DEX, which we use as a single Identity Service for all authentication within the cluster, has been separated from our Kubesignin deployment. This allows us to do more granular deployments and update each component separately (eg. Kubesignin is not used for EKS clusters). We’re using the upstream chart to deploy the latest version of DEX (2.17.0).

Previously we deployed a separate Keycloak proxy per dashboard (Kubernetes, Prometheus, Grafana, …) to provide an authentication layer. This has now been simplified and we’re using a single oauth2_proxy deployment to provide the necessary authentication via DEX.

Grafana has it’s own authentication system, so instead of going through the oauth2_proxy, it connects directly to DEX.

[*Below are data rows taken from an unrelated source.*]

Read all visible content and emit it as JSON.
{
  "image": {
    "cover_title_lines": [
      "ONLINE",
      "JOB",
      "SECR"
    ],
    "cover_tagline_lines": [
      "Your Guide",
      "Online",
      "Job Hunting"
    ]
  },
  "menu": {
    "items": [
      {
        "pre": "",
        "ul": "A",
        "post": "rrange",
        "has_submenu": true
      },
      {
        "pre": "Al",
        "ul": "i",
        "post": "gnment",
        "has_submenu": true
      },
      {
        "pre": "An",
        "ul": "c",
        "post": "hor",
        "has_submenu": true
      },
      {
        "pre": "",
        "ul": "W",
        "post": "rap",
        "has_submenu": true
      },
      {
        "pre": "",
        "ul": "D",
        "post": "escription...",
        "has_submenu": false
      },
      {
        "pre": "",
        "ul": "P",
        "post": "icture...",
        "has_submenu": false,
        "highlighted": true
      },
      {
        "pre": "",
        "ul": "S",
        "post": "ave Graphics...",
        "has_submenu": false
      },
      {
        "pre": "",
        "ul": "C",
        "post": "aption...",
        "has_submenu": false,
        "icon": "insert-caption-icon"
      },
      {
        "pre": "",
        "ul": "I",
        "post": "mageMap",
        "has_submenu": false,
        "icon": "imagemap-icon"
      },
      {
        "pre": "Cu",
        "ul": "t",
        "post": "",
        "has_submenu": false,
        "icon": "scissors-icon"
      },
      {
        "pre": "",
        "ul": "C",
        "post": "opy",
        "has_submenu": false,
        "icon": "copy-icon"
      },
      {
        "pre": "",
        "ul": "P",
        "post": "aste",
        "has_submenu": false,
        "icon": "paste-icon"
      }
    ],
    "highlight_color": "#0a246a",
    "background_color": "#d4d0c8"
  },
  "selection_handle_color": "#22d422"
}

As a result of these changes, we have the following benefits:

  • Configure other DEX connectors than the default GitHub we offered before. Let us know if you want to use for example GitLab or BitBucket to authenticate. Supported connectors are listed here: https://github.com/dexidp/dex#connectors
  • Refresh tokens are properly handled, so once logged in you shouldn’t be requested to login again when your access token expires. This means for example that you can leave a dashboard running to display useful information in the office
  • Total resource usage of the SSO system has reduced

Actions to take

As of time of writing, customer clusters have not been updated yet. This is a breaking change, as during the upgrade it won’t be possible to properly authenticate as a user: kubectl and dashboards will not be available for an estimated duration of ~30 minutes.

As usual we’ll start with updating staging clusters first, to get a better view how long the actual upgrade process takes. We’ll contact each customer before the rollout to make sure interuptions are as minimal as possible.